Ironically, after all this talk of humanity, it isn’t about a person at all. It’s about a cat. His name is Nelson. He has been in ill health lately. I’ve been thinking about him. I have a particular soft spot for him. Having now read this, I think you’ll understand why.
But why the long preface?
Because sometimes wanting to eat food and then going ahead and eating food actually IS a big deal.
Sometimes it requires first coming to know your own appetite and then accepting that it simply must be fed because it is what sustains you…
and because, in realizing that, you suddenly understand why you’re here.
[Oh, so, that tentative knee-knocking in my last post about not knowing whether I was back… suffice it to say, we’re past that. The kitchen is open. I won’t turn out the lights again until life turns out mine.]
Coming immediately after this is a fond ode to an ailing cat. It is a lighter, shorter, easier read than this was. It is called “Lord Nelson, The Gentle Best of the Citizen Six.” Behind it are a slew of others in development. There’s “The Art of Eating Alone” and “The Blessed Abundance of Petty Ordinaries” and “The Thing the Shortstop Heard” and… and… and. The kitchen is astir. Last year saw many a fast. This year, we eat.

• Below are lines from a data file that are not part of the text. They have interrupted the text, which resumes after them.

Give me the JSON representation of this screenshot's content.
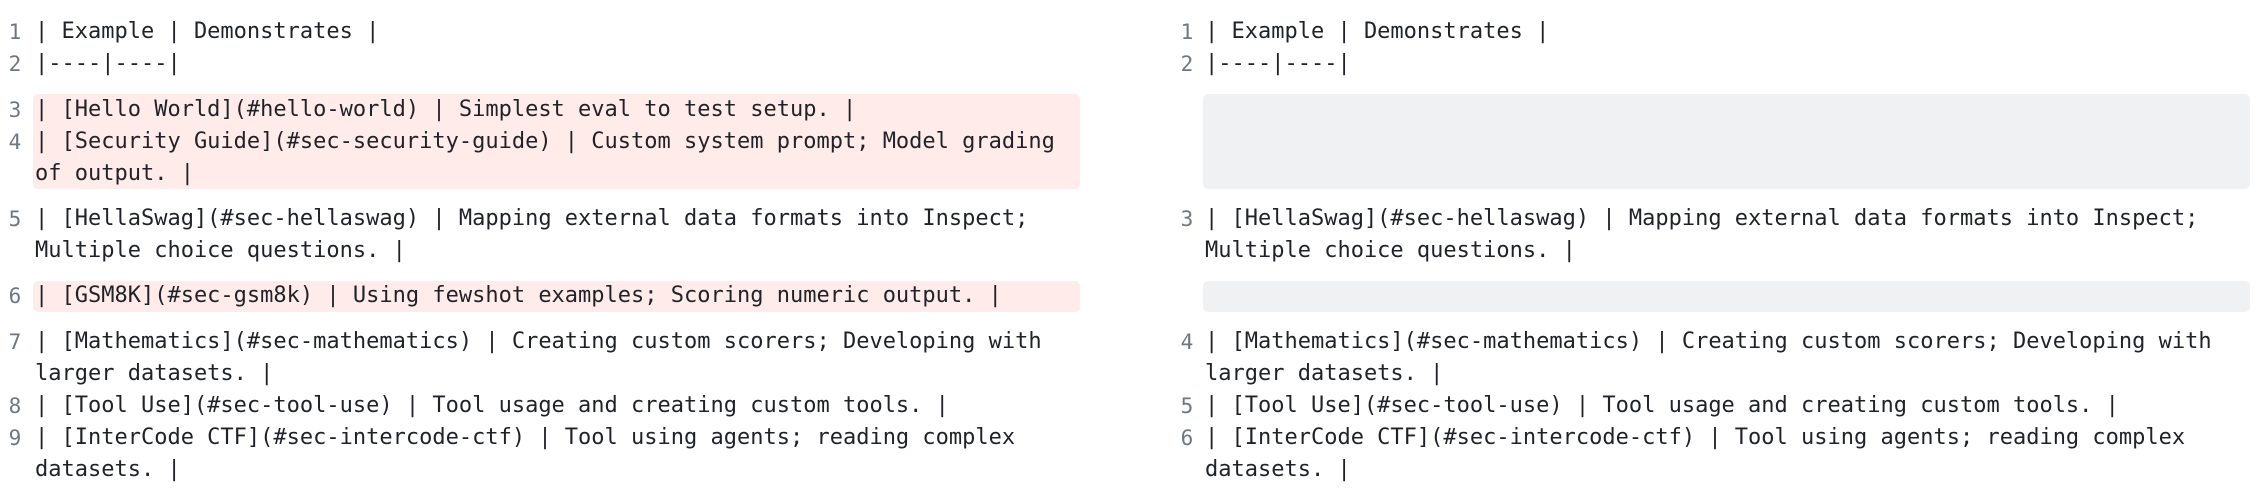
{
  "left": {
    "lines": [
      {
        "num": "1",
        "text": "| Example | Demonstrates |"
      },
      {
        "num": "2",
        "text": "|----|----|"
      },
      {
        "num": "3",
        "text": "| [Hello World](#hello-world) | Simplest eval to test setup. |"
      },
      {
        "num": "4",
        "text": "| [Security Guide](#sec-security-guide) | Custom system prompt; Model grading of output. |"
      },
      {
        "num": "5",
        "text": "| [HellaSwag](#sec-hellaswag) | Mapping external data formats into Inspect; Multiple choice questions. |"
      },
      {
        "num": "6",
        "text": "| [GSM8K](#sec-gsm8k) | Using fewshot examples; Scoring numeric output. |"
      },
      {
        "num": "7",
        "text": "| [Mathematics](#sec-mathematics) | Creating custom scorers; Developing with larger datasets. |"
      },
      {
        "num": "8",
        "text": "| [Tool Use](#sec-tool-use) | Tool usage and creating custom tools. |"
      },
      {
        "num": "9",
        "text": "| [InterCode CTF](#sec-intercode-ctf) | Tool using agents; reading complex datasets. |"
      }
    ]
  },
  "right": {
    "lines": [
      {
        "num": "1",
        "text": "| Example | Demonstrates |"
      },
      {
        "num": "2",
        "text": "|----|----|"
      },
      {
        "num": "3",
        "text": "| [HellaSwag](#sec-hellaswag) | Mapping external data formats into Inspect; Multiple choice questions. |"
      },
      {
        "num": "4",
        "text": "| [Mathematics](#sec-mathematics) | Creating custom scorers; Developing with larger datasets. |"
      },
      {
        "num": "5",
        "text": "| [Tool Use](#sec-tool-use) | Tool usage and creating custom tools. |"
      },
      {
        "num": "6",
        "text": "| [InterCode CTF](#sec-intercode-ctf) | Tool using agents; reading complex datasets. |"
      }
    ]
  },
  "colors": {
    "removed_background": "#ffebe9",
    "placeholder_background": "#eff1f3",
    "line_number": "#6e7781",
    "text": "#1f2328"
  }
}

(Granted, the pantry is low, the budget is fraught, and my outages laid waste to reserves. Still, we will eat. There will just be some hard scraping to keep up the enterprise. The emotional wreckage from 2024 is getting cleaned up. The financial wreckage will be harder. I’m not suffering that lightly but as they say “It is what it is because it was what it was.” In the meantime, let us sup… I have a story about a cat. It’s up next.)
“Show me someone who avails themselves of the chance to tell the long version, and I’ll show you someone who either grew up with, or is suffering now, a deficit of opportunity to just be in rooms where it was/is safe to just be unguarded, open, and present in conversations about anything or nothing.”

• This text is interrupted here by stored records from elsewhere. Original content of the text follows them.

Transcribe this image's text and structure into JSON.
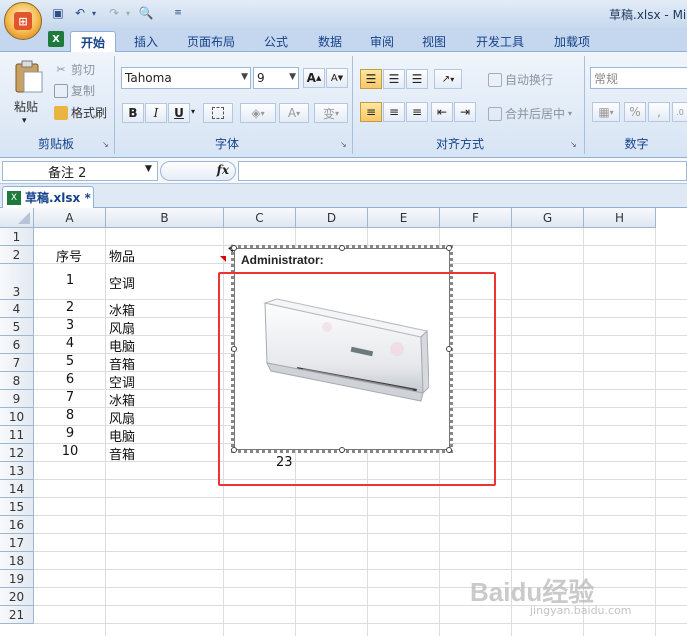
{
  "window": {
    "title": "草稿.xlsx - Mi"
  },
  "quick_access": {
    "save_icon": "save-icon",
    "undo_icon": "undo-icon",
    "redo_icon": "redo-icon",
    "print_preview_icon": "print-preview-icon",
    "customize_icon": "customize-icon"
  },
  "ribbon": {
    "tabs": [
      "开始",
      "插入",
      "页面布局",
      "公式",
      "数据",
      "审阅",
      "视图",
      "开发工具",
      "加载项"
    ],
    "active_tab": "开始",
    "clipboard": {
      "paste_label": "粘贴",
      "cut_label": "剪切",
      "copy_label": "复制",
      "format_painter_label": "格式刷",
      "group_label": "剪贴板"
    },
    "font": {
      "font_name": "Tahoma",
      "font_size": "9",
      "grow_label": "A",
      "shrink_label": "A",
      "bold": "B",
      "italic": "I",
      "underline": "U",
      "fill_label": "A",
      "color_label": "A",
      "phonetic_label": "变",
      "group_label": "字体"
    },
    "alignment": {
      "wrap_label": "自动换行",
      "merge_label": "合并后居中",
      "group_label": "对齐方式"
    },
    "number": {
      "format_value": "常规",
      "percent": "%",
      "comma": ",",
      "group_label": "数字"
    }
  },
  "formula_bar": {
    "name_box": "备注 2",
    "fx": "fx",
    "formula": ""
  },
  "workbook_tab": {
    "label": "草稿.xlsx *"
  },
  "sheet": {
    "columns": [
      "A",
      "B",
      "C",
      "D",
      "E",
      "F",
      "G",
      "H"
    ],
    "rows": [
      "1",
      "2",
      "3",
      "4",
      "5",
      "6",
      "7",
      "8",
      "9",
      "10",
      "11",
      "12",
      "13",
      "14",
      "15",
      "16",
      "17",
      "18",
      "19",
      "20",
      "21"
    ],
    "header_row": {
      "a": "序号",
      "b": "物品"
    },
    "data_rows": [
      {
        "a": "1",
        "b": "空调"
      },
      {
        "a": "2",
        "b": "冰箱"
      },
      {
        "a": "3",
        "b": "风扇"
      },
      {
        "a": "4",
        "b": "电脑"
      },
      {
        "a": "5",
        "b": "音箱"
      },
      {
        "a": "6",
        "b": "空调"
      },
      {
        "a": "7",
        "b": "冰箱"
      },
      {
        "a": "8",
        "b": "风扇"
      },
      {
        "a": "9",
        "b": "电脑"
      },
      {
        "a": "10",
        "b": "音箱"
      }
    ],
    "c12_value": "23"
  },
  "comment": {
    "author": "Administrator:",
    "image": "air-conditioner-image"
  },
  "watermark": {
    "main": "Baidu经验",
    "sub": "jingyan.baidu.com"
  },
  "colors": {
    "accent": "#15428b",
    "ribbon_bg": "#d7e4f4",
    "highlight": "#e33333",
    "grid_line": "#dadcdd"
  }
}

Oof. What a gut punch. Now I’m crying.
I feel embarrassingly seen.
But also safely seen. Soothingly, even.
Understood. And welcomed ❤️
1. As someone who has wanted to a thing today, and 3 or 4 hours later, still hasn't yet started, I understand the impressiveness of wanting to do a thing and then doing it.
2. I've been kind of Jane Austen obsessed since last fall, all the movies, books, modern retellings, etc. So this reminded me of the part in Emma in a modern retelling where they were out to dinner and the Miss Bates character is going on and on and Emma embarrasses her and Knightly is mad because Emma has it all and Miss Bates obviously is so happy to be at the table. And so Emma feels bad because she realizes she just needs community. What she once thought of as annoying she starts to see past. And oh how we are all going to need as much community as we can get now.
3. I'm glad you are back, this is terrific. Can't wait to see where it is taking you.